Why individual and community are both undermined by Trump, and both need to be placed at the center of compassionate care as part of anti-Trumpism
The righteous battle to keep ACA from being dismantled saved health insurance for millions. That was salutary in all senses. But the larger terms of the conflict are worth addressing -- because they illuminate both why Trump is to be fought, and what we have to do to make healthcare work.
Healthcare is an ongoing balance between care for the patient and care for the population. On the one hand, we want each individual to get the support, healing, diagnosis, and treatment that they want and need, no matter who they are. This would be patient centered care not in its popular buzzword formulation, but in a difficult and true sense: care tailored to the patient even when he or she is “inappropriate,” “demanding,” or “difficult” -- even when they look different, smell bad, speak a different language, or are completely unable to navigate the healthcare system, which means they can be frustrating and burdensome to overtaxed health care workers.
Such true patient centered care requires well trained clinicians, educated with this goal in mind; systems which are flexible and coordinated enough to deliver such individualized care; and the institutional permission to depart from metrics which might not be well founded in strong evidence -- or even from those so founded, in the service of individual care.
On the other hand, we want to make sure we are stewards of population health. (I am writing this from the perspective of an internal medicine/primary care doctor who realizes that the “we” is a tricky business. Many a public health practitioner and researcher would rightly say that healthcare is not health, and doctors are certainly not the primus inter pares when it comes to making populations healthy. Nevertheless….)
There are ways in which populations can be helped to live longer with less disease and fewer symptoms through making medications, surgeries, and other treatments available to thousands, even millions of people. What’s more, such interventions are only effective for some if they are given a chance to be ineffective (or potentially harmful) for others. How to balance such risks and harms is ethically complicated, and health care systems and structures in the US have done a bad job at it. But in a best case scenario, this is part of healthcare too: not tailoring care to the individual, but recommending and carrying out what is grounded in science and an understanding of what the community says it needs.
The person and the community, the individual and the group: this twin poles are obviously the axes of much intellectual work.

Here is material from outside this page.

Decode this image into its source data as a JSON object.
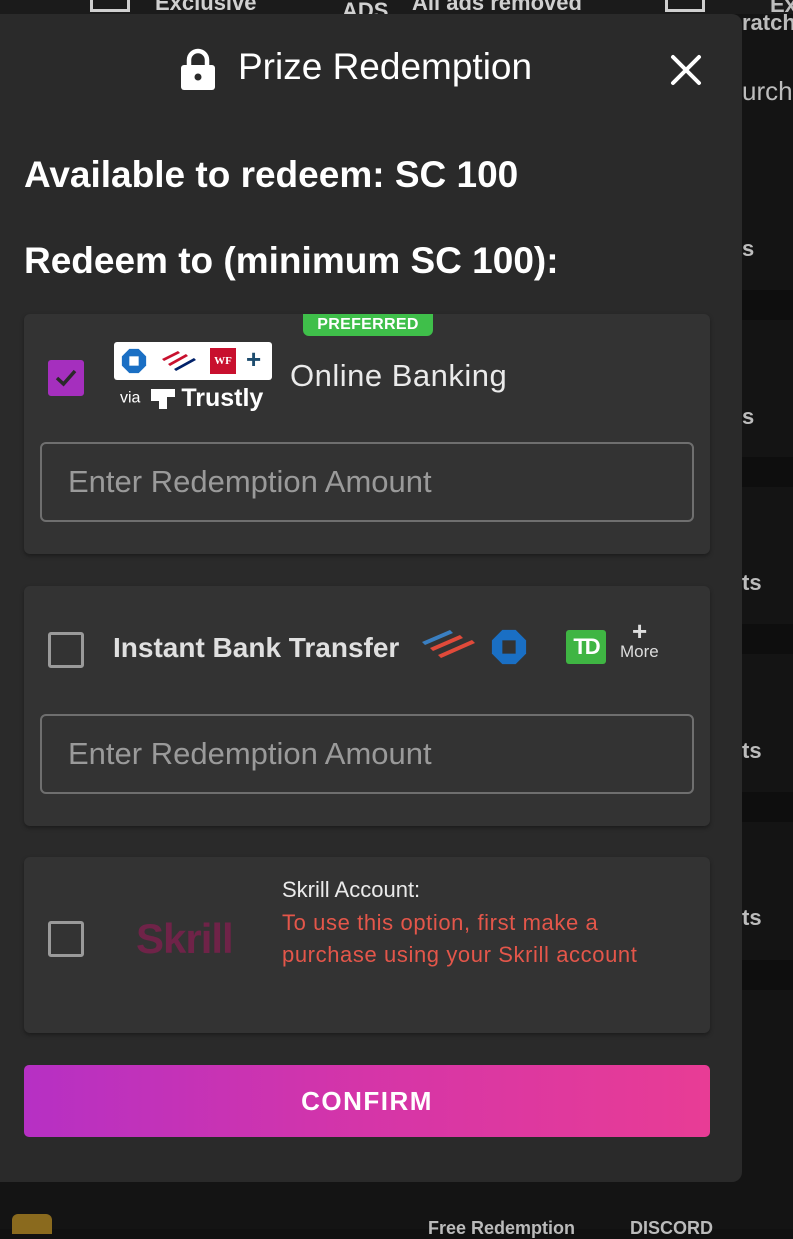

What I can speak to is how Trump, as a natural extension of certain GOP policies, is attempting both to undermine these poles and to make clear just how fundamental they are in understanding healthcare’s importance to a healthy liberal polity.
The person as worthy of respect is a basic tenet of true patient-centered care. Yet this person is denied respect in the current regime through assault on Muslims (in the Trumpian philosophy considered dangerous a priori); African Americans (against whom police brutality is not considered a topic of importance in Trump’s Department of Justice); women; and even many white Americans. Any individual, through attack on their autonomy, might be denied the basic right to belong which makes their health a matter of import for society at large.

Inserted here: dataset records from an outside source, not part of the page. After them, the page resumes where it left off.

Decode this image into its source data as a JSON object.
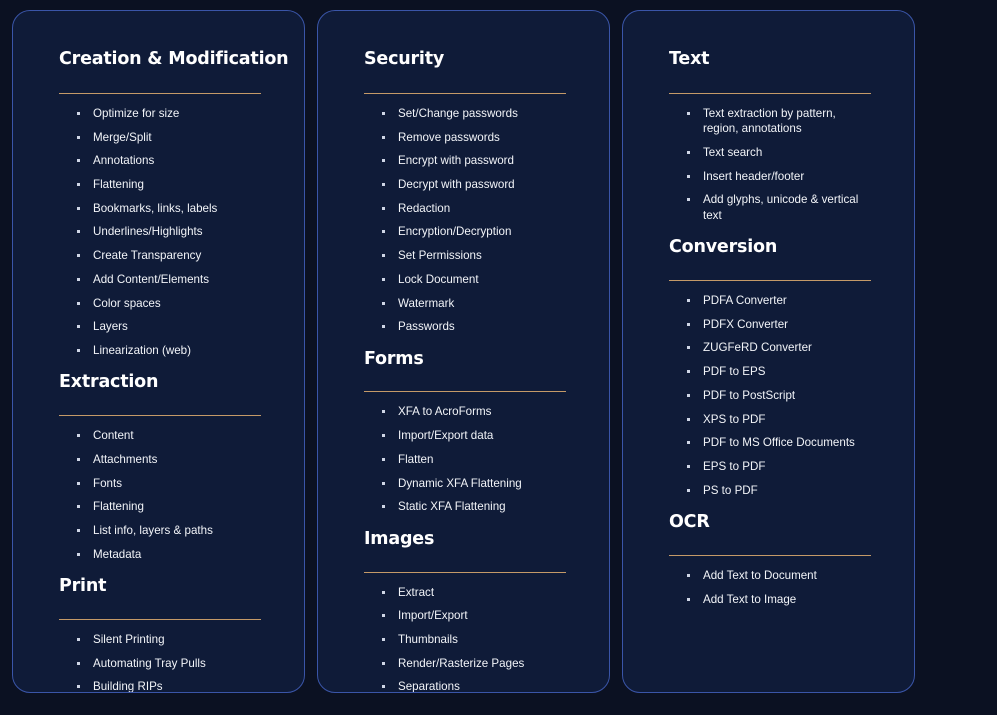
{
  "theme": {
    "page_background": "#0b1122",
    "card_background": "#0f1b38",
    "card_border": "#3a55a8",
    "divider": "#c49a68",
    "heading_text": "#ffffff",
    "list_text": "#f2f4f8",
    "bullet": "#cfd6e6"
  },
  "columns": [
    {
      "name": "column-1",
      "sections": [
        {
          "title": "Creation & Modification",
          "items": [
            "Optimize for size",
            "Merge/Split",
            "Annotations",
            "Flattening",
            "Bookmarks, links, labels",
            "Underlines/Highlights",
            "Create Transparency",
            "Add Content/Elements",
            "Color spaces",
            "Layers",
            "Linearization (web)"
          ]
        },
        {
          "title": "Extraction",
          "items": [
            "Content",
            "Attachments",
            "Fonts",
            "Flattening",
            "List info, layers & paths",
            "Metadata"
          ]
        },
        {
          "title": "Print",
          "items": [
            "Silent Printing",
            "Automating Tray Pulls",
            "Building RIPs"
          ]
        }
      ]
    },
    {
      "name": "column-2",
      "sections": [
        {
          "title": "Security",
          "items": [
            "Set/Change passwords",
            "Remove passwords",
            "Encrypt with password",
            "Decrypt with password",
            "Redaction",
            "Encryption/Decryption",
            "Set Permissions",
            "Lock Document",
            "Watermark",
            "Passwords"
          ]
        },
        {
          "title": "Forms",
          "items": [
            "XFA to AcroForms",
            "Import/Export data",
            "Flatten",
            "Dynamic XFA Flattening",
            "Static XFA Flattening"
          ]
        },
        {
          "title": "Images",
          "items": [
            "Extract",
            "Import/Export",
            "Thumbnails",
            "Render/Rasterize Pages",
            "Separations"
          ]
        }
      ]
    },
    {
      "name": "column-3",
      "sections": [
        {
          "title": "Text",
          "items": [
            "Text extraction by pattern, region, annotations",
            "Text search",
            "Insert header/footer",
            "Add glyphs, unicode & vertical text"
          ]
        },
        {
          "title": "Conversion",
          "items": [
            "PDFA Converter",
            "PDFX Converter",
            "ZUGFeRD Converter",
            "PDF to EPS",
            "PDF to PostScript",
            "XPS to PDF",
            "PDF to MS Office Documents",
            "EPS to PDF",
            "PS to PDF"
          ]
        },
        {
          "title": "OCR",
          "items": [
            "Add Text to Document",
            "Add Text to Image"
          ]
        }
      ]
    }
  ]
}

Further, we recognize the importance of groups of people in our efforts to improve health. Communities as self-governing and self-defining entities are problematic enough to a nation state (when can they be recognized? When are they suppressed?) but certainly one of the leitmotifs in our nation’s wrongs has been the experience of African Americans, something which demands an accounting and (for many) reparations. There is no true equality in healthcare without recognition of violence done, and no redress of this violence without a base in evidence and ethics. Undermining our nation’s commitment to health services and patient centered research (through weakening AHRQ and PCORI), and denigrating and ignoring science in general, together with a disdain for ethics in the highest elected realms, dig a pit where the structure of population health should be.

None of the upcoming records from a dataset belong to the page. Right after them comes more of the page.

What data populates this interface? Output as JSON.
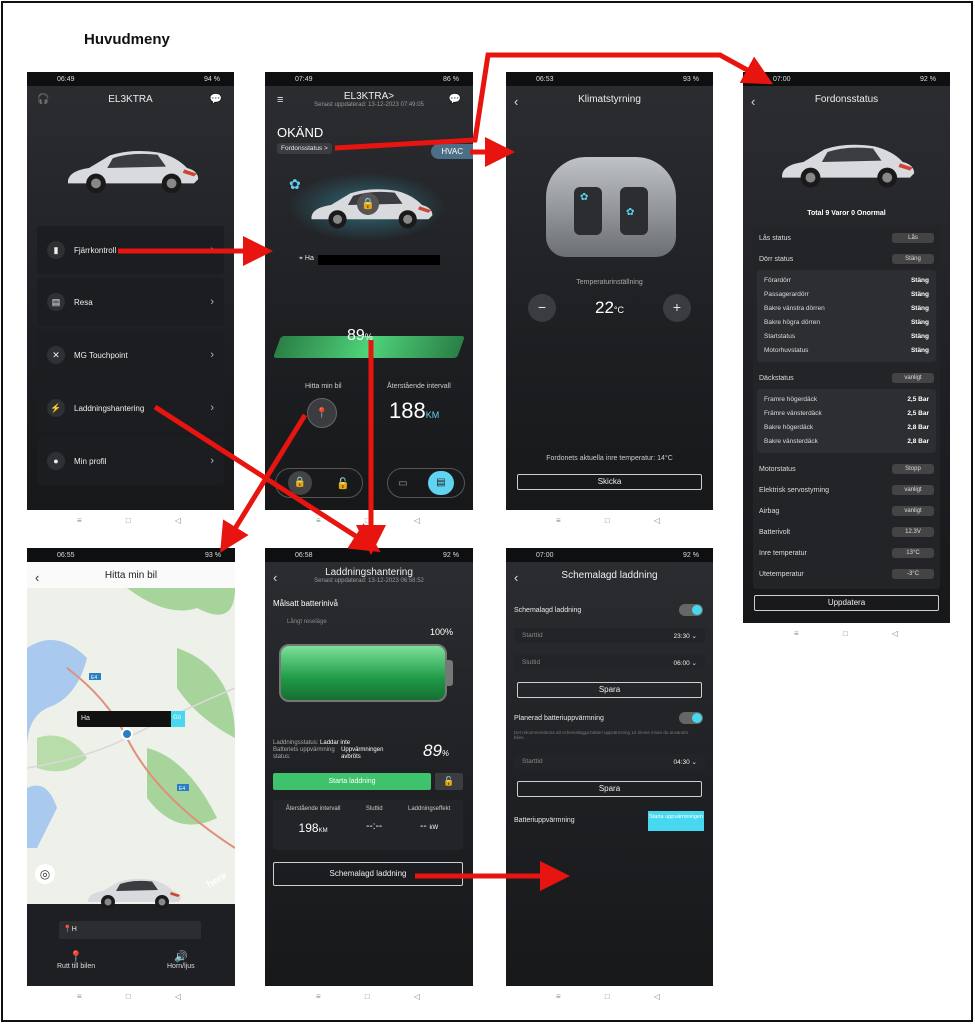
{
  "page_title": "Huvudmeny",
  "colors": {
    "arrow": "#e8140f",
    "accent": "#47d7ee",
    "green": "#3ec26b"
  },
  "s1": {
    "time": "06:49",
    "battery": "94 %",
    "title": "EL3KTRA",
    "items": [
      "Fjärrkontroll",
      "Resa",
      "MG Touchpoint",
      "Laddningshantering",
      "Min profil"
    ]
  },
  "s2": {
    "time": "07:49",
    "battery": "86 %",
    "title": "EL3KTRA>",
    "updated": "Senast uppdaterad: 13-12-2023 07:49:05",
    "status": "OKÄND",
    "status_link": "Fordonsstatus >",
    "hvac": "HVAC",
    "location": "Ha",
    "soc": "89",
    "soc_unit": "%",
    "find_label": "Hitta min bil",
    "range_label": "Återstående intervall",
    "range_value": "188",
    "range_unit": "KM"
  },
  "s3": {
    "time": "06:53",
    "battery": "93 %",
    "title": "Klimatstyrning",
    "temp_label": "Temperaturinställning",
    "temp": "22",
    "temp_unit": "°C",
    "minus": "−",
    "plus": "+",
    "inner_temp": "Fordonets aktuella inre temperatur: 14°C",
    "send": "Skicka"
  },
  "s4": {
    "time": "07:00",
    "battery": "92 %",
    "title": "Fordonsstatus",
    "summary": "Total 9 Varor 0 Onormal",
    "lock_status": "Lås status",
    "lock_value": "Lås",
    "door_status": "Dörr status",
    "door_value": "Stäng",
    "doors": [
      [
        "Förardörr",
        "Stäng"
      ],
      [
        "Passagerardörr",
        "Stäng"
      ],
      [
        "Bakre vänstra dörren",
        "Stäng"
      ],
      [
        "Bakre högra dörren",
        "Stäng"
      ],
      [
        "Startstatus",
        "Stäng"
      ],
      [
        "Motorhuvstatus",
        "Stäng"
      ]
    ],
    "tire_status": "Däckstatus",
    "tire_value": "vanligt",
    "tires": [
      [
        "Framre högerdäck",
        "2,5 Bar"
      ],
      [
        "Främre vänsterdäck",
        "2,5 Bar"
      ],
      [
        "Bakre högerdäck",
        "2,8 Bar"
      ],
      [
        "Bakre vänsterdäck",
        "2,8 Bar"
      ]
    ],
    "others": [
      [
        "Motorstatus",
        "Stopp"
      ],
      [
        "Elektrisk servostyrning",
        "vanligt"
      ],
      [
        "Airbag",
        "vanligt"
      ],
      [
        "Batterivolt",
        "12.3V"
      ],
      [
        "Inre temperatur",
        "13°C"
      ],
      [
        "Utetemperatur",
        "-3°C"
      ]
    ],
    "update": "Uppdatera"
  },
  "s5": {
    "time": "06:55",
    "battery": "93 %",
    "title": "Hitta min bil",
    "map_label": "Ha",
    "map_label2": "Gö",
    "road1": "E4",
    "road2": "E4",
    "here": "here",
    "address": "H",
    "route": "Rutt till bilen",
    "horn": "Horn/ljus"
  },
  "s6": {
    "time": "06:58",
    "battery": "92 %",
    "title": "Laddningshantering",
    "updated": "Senast uppdaterad: 13-12-2023 06:58:52",
    "target": "Målsatt batterinivå",
    "long_trip": "Långt reseläge",
    "target_pct": "100%",
    "charge_status_l": "Laddningsstatus:",
    "charge_status_v": "Laddar inte",
    "preheat_l": "Batteriets uppvärmning status:",
    "preheat_v": "Uppvärmningen avbröts",
    "soc": "89",
    "soc_unit": "%",
    "start": "Starta laddning",
    "col1": "Återstående intervall",
    "col2": "Sluttid",
    "col3": "Laddningseffekt",
    "v1": "198",
    "v1u": "KM",
    "v2": "--:--",
    "v3": "--",
    "v3u": "kW",
    "schedule": "Schemalagd laddning"
  },
  "s7": {
    "time": "07:00",
    "battery": "92 %",
    "title": "Schemalagd laddning",
    "sched": "Schemalagd laddning",
    "start_ph": "Starttid",
    "start_v": "23:30",
    "end_ph": "Sluttid",
    "end_v": "06:00",
    "save": "Spara",
    "preheat": "Planerad batteriuppvärmning",
    "preheat_note": "Det rekommenderas att schemalägga batteri uppvärmning 15 timme innan du använder bilen.",
    "pstart_ph": "Starttid",
    "pstart_v": "04:30",
    "save2": "Spara",
    "heat_label": "Batteriuppvärmning",
    "heat_btn": "Starta uppvärmningen"
  },
  "nav": [
    "≡",
    "□",
    "◁"
  ]
}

Thus the person and the community are both at risk in the Trump era, and restoring the dignity of both can help bring our nation closer to the good and make each individual the proper beneficiary of respect and healing. The Trump-era question for those opposing the priorities of him and his party is this: how best to balance individual and group concerns? Can each advocate for all? Should we focus our attention on those we know, or those who need it most? Are universal rights (e.g., access to health care for all) or redress of disparities (ending racism in care) more important? Is economic inequality or racism to be addressed as a primary target?
Opposing evil -- to name Trump plainly -- demands directing our resources and deciding on priorities, thus it is no secret that there will be disagreement, dissension, and debate among anti-Trump agitators in healthcare. But, ideally, such prioritization will help us decide how to advance care after, or despite, Trump.